CMBS issues are usually structured as multiple tranches, similar to collateralized mortgage obligations (CMO), rather than typical residential "passthroughs." The typical structure for the securitization of commercial real estate loans is a real estate mortgage investment conduit (REMIC), a creation of the tax law that allows the trust to be a pass-through entity which is not subject to tax at the trust level.
Many American CMBS transactions carry less prepayment risk than other MBS types, thanks to the structure of commercial mortgages. Commercial mortgages often contain lockout provisions (typically a period of 1-5 years where there can be no prepayment of the loan) which they can be subject to defeasance, yield maintenance and prepayment penalties to protect bondholders. European CMBS issues typically have less prepayment protection. Interest on the bonds may be a fixed rate or a floating rate, i.e. based on a benchmark (like LIBOR/EURIBOR) plus a spread.
Commercial real estate first mortgage debt is generally broken down into two basic categories: (1) loans to be securitized ("CMBS loans") and (2) portfolio loans. Portfolio loans are originated by a lender and held on its balance sheet through maturity.
In a CMBS transaction, many single mortgage loans of varying size, property type and location are pooled and transferred to a trust. The trust issues a series of bonds that may vary in yield, duration and payment priority. Nationally recognized rating agencies then assign credit ratings to the various bond classes ranging from investment grade (AAA/Aaa through BBB-/Baa3) to below investment grade (BB+/Ba1 through B-/B3) and an unrated class which is subordinate to the lowest rated bond class.
Investors choose which CMBS bonds to purchase based on the level of credit risk/yield/duration that they seek. Each month the interest received from all of the pooled loans is paid to the investors, starting with those investors holding the highest rated bonds, until all accrued interest on those bonds is paid. Then interest is paid to the holders of the next highest rated bonds and so on. The same thing occurs with principal as payments are received.

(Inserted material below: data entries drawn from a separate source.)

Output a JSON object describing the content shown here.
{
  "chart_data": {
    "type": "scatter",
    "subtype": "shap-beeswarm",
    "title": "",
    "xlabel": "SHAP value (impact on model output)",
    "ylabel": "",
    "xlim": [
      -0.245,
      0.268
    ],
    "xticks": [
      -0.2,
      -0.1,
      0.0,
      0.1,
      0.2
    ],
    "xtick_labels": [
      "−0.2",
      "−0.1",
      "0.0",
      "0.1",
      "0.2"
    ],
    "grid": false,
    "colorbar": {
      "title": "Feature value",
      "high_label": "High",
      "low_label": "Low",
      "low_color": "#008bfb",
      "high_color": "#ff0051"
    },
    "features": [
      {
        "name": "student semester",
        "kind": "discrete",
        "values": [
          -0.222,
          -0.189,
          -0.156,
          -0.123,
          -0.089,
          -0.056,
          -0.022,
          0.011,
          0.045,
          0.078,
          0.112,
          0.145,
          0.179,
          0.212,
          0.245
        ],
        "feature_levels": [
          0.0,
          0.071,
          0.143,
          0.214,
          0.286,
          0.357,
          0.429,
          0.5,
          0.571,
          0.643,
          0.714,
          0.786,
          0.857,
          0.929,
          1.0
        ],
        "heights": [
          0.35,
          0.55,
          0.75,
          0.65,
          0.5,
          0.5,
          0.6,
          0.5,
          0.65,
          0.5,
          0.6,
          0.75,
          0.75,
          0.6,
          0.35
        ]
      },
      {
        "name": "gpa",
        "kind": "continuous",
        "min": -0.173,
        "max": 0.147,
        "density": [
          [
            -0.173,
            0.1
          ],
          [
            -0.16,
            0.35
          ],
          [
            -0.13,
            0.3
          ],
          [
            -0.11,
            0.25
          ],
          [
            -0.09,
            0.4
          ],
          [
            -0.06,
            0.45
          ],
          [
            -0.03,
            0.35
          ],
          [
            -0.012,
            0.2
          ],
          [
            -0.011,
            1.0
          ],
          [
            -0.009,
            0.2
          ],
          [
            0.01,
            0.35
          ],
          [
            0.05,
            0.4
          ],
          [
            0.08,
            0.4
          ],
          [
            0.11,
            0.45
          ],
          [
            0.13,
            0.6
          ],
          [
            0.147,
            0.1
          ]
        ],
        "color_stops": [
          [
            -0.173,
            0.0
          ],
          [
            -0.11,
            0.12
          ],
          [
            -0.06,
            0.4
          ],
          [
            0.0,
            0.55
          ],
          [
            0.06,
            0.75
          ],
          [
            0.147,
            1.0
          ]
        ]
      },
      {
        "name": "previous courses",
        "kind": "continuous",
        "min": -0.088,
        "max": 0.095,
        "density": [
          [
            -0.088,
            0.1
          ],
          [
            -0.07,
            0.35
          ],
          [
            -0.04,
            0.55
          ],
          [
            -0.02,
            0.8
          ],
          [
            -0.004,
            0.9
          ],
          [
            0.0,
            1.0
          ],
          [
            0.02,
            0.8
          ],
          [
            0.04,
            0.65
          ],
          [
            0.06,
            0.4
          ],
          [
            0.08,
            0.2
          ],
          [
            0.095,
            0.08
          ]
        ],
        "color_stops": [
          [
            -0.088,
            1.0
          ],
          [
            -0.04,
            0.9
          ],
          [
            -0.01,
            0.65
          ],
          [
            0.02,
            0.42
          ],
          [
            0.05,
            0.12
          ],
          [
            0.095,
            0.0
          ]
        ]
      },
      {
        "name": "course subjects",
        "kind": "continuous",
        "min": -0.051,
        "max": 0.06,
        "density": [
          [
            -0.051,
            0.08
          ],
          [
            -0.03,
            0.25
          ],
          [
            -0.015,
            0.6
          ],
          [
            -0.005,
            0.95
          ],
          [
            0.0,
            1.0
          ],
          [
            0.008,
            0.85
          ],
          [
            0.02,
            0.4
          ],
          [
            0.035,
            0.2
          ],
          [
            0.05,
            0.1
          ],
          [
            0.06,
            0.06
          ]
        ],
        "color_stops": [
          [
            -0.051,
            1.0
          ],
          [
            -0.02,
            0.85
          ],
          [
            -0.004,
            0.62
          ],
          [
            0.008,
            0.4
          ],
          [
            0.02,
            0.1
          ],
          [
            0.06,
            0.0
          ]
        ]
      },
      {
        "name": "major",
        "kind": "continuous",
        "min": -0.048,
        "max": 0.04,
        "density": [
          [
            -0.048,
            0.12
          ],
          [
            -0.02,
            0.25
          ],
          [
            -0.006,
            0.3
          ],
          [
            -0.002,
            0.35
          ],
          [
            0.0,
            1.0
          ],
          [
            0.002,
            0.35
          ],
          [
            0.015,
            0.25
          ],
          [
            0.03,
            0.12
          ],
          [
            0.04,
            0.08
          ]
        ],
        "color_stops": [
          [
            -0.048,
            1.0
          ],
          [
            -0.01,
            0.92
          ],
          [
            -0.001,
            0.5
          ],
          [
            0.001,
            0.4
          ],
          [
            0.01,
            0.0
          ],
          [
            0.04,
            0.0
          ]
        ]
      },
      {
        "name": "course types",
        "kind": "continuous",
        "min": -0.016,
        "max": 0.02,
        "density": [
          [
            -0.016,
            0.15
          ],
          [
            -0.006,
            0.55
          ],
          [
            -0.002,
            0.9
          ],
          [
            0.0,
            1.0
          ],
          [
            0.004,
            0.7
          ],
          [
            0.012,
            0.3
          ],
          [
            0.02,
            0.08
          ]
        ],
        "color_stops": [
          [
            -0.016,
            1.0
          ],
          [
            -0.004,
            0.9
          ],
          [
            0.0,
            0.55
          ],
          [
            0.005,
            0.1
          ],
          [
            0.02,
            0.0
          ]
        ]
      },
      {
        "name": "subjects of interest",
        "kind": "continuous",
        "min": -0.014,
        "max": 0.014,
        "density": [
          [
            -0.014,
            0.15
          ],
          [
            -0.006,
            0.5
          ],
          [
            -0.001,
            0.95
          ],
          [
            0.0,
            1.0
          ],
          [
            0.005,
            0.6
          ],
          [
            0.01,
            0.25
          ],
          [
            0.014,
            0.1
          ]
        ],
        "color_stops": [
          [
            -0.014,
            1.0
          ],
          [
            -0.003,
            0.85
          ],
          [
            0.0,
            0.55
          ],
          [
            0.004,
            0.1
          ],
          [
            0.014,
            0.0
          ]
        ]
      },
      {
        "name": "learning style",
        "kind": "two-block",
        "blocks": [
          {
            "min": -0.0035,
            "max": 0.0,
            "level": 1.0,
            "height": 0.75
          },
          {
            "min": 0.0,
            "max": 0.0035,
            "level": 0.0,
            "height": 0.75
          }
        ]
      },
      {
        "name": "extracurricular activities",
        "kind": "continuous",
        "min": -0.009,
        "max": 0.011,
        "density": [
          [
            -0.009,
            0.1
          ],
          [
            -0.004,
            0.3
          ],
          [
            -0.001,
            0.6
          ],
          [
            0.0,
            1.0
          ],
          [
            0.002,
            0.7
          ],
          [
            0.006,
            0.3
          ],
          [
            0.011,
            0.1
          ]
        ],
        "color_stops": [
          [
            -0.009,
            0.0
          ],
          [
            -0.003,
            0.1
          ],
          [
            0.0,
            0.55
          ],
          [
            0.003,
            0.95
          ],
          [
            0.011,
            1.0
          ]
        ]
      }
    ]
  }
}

This sequential payment structure is generally referred to as the "waterfall". If there is a shortfall in contractual loan payments from the Borrowers or if loan collateral is liquidated and does not generate sufficient proceeds to meet payments on all bond classes, the investors in the most subordinate bond class will incur a loss with further losses impacting more senior classes in reverse order of priority.
The typical structure for the securitization of commercial real estate loans is a real estate mortgage investment conduit (REMIC). A REMIC is a creation of the tax law that allows the trust to be a pass-through entity which is not subject to tax at the trust level. The CMBS transaction is structured and priced based on the assumption that it will not be subject to tax with respect to its activities; therefore, compliance with REMIC regulations is essential. CMBS has become an attractive capital source for commercial mortgage lending because the bonds backed by a pool of loans are generally worth more than the sum of the value of the whole loans. The enhanced liquidity and structure of CMBS attracts a broader range of investors to the commercial mortgage market. This value creation effect allows loans intended for securitization to be aggressively priced, benefiting Borrowers.

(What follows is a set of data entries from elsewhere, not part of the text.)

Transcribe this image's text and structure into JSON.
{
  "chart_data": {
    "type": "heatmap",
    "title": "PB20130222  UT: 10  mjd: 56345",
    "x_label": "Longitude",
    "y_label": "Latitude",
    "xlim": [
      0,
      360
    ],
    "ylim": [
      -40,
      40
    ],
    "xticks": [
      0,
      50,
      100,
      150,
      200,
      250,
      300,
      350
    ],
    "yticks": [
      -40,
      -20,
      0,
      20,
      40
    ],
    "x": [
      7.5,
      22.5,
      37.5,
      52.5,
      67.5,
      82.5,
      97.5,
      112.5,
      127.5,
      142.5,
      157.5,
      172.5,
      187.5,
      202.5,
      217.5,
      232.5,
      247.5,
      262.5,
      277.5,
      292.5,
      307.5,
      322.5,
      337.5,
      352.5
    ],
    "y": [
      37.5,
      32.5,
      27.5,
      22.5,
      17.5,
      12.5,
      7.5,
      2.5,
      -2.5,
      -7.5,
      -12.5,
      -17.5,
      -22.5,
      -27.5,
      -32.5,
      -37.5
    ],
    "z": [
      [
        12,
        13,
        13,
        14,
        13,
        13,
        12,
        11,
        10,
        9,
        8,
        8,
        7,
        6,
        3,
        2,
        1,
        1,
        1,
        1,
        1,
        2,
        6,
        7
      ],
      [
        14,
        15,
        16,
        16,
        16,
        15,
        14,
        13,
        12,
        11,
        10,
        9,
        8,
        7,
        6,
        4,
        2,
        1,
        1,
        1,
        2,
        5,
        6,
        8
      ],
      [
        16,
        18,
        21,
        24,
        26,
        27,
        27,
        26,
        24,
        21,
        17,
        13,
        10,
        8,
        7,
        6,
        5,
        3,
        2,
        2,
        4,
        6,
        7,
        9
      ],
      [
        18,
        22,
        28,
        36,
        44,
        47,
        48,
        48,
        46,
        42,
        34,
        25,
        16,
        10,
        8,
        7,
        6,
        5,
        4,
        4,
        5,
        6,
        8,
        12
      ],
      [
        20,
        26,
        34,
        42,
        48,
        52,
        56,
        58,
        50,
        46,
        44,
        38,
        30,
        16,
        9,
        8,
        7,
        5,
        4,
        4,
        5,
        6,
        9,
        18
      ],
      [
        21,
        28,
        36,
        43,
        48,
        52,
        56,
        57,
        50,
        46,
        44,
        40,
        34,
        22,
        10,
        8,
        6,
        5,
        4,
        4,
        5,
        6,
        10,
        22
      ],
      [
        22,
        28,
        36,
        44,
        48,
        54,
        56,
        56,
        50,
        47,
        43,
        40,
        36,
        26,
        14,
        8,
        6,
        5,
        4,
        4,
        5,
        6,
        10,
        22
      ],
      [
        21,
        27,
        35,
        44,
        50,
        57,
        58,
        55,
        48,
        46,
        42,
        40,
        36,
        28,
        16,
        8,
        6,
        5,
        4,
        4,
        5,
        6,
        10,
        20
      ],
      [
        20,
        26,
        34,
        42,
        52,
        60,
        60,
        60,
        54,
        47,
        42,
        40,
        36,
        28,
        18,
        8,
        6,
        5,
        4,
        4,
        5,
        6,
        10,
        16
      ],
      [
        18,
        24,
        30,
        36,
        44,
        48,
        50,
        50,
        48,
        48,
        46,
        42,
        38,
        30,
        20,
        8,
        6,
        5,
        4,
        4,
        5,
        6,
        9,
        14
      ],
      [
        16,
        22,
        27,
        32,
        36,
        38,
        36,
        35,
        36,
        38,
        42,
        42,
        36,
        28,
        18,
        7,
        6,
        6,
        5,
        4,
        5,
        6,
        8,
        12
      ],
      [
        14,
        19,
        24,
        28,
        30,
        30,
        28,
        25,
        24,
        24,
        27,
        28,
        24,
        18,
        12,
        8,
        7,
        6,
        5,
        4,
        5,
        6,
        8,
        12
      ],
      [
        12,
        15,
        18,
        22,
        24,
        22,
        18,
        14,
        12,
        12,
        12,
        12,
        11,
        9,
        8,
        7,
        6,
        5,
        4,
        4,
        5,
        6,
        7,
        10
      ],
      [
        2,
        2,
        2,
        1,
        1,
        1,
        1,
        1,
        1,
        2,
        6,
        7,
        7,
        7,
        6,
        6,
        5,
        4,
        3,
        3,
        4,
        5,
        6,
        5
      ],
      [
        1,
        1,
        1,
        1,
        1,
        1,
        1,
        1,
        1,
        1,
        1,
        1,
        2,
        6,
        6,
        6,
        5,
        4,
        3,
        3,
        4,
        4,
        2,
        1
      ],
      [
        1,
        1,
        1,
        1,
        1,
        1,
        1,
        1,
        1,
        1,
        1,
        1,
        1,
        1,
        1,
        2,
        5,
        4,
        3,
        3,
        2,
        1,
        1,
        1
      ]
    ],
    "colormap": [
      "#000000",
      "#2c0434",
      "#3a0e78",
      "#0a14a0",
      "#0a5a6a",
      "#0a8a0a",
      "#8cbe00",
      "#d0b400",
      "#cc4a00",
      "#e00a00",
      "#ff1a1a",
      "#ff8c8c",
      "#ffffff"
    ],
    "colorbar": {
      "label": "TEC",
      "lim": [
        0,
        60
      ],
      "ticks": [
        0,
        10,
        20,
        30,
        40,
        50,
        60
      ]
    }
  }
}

(Also see primary servicer) In some cases the borrower may deal with a primary servicer that may also be the loan originator or mortgage banker who sourced the loan. The primary servicer maintains the direct borrower contact, and the master servicer may sub-contract certain loan administration duties to the primary or sub-servicer.
The master servicer's responsibility is to service the loans in the pool through to maturity unless the borrower defaults. The master servicer manages the flow of payments and information and is responsible for the ongoing interaction with the performing borrower.
(Also see special servicer) Upon the occurrence of certain specified events, primarily a default, the administration of the loan is transferred to the special servicer. Besides handling defaulted loans, the special servicer also has approval authority over material servicing actions, such as loan assumptions.
The most subordinate bond class outstanding at any given point is considered to be the directing certificateholder, also referred to as the controlling class. The investor in the most subordinate bond classes is commonly referred to as the "B-piece buyer". B-piece buyers generally purchase the B-rated and BB/Ba-rated bond classes along with the unrated class.
The trustee's primary role is to hold all the loan documents and distribute payments received from the master servicer to the bondholders. Although the trustee is typically given broad authority with respect to certain aspects of the loan under the Pooling and Servicing Agreement (PSA), the trustee typically delegates its authority to either the special servicer or the master servicer.
There will be as few as one and as many as four rating agencies involved in rating a securitization. Rating agencies establish bond ratings for each bond class at the time the securitization is closed. They also monitor the pool's performance and update ratings for investors based on performance, delinquency and potential loss events affecting the loans within the trust.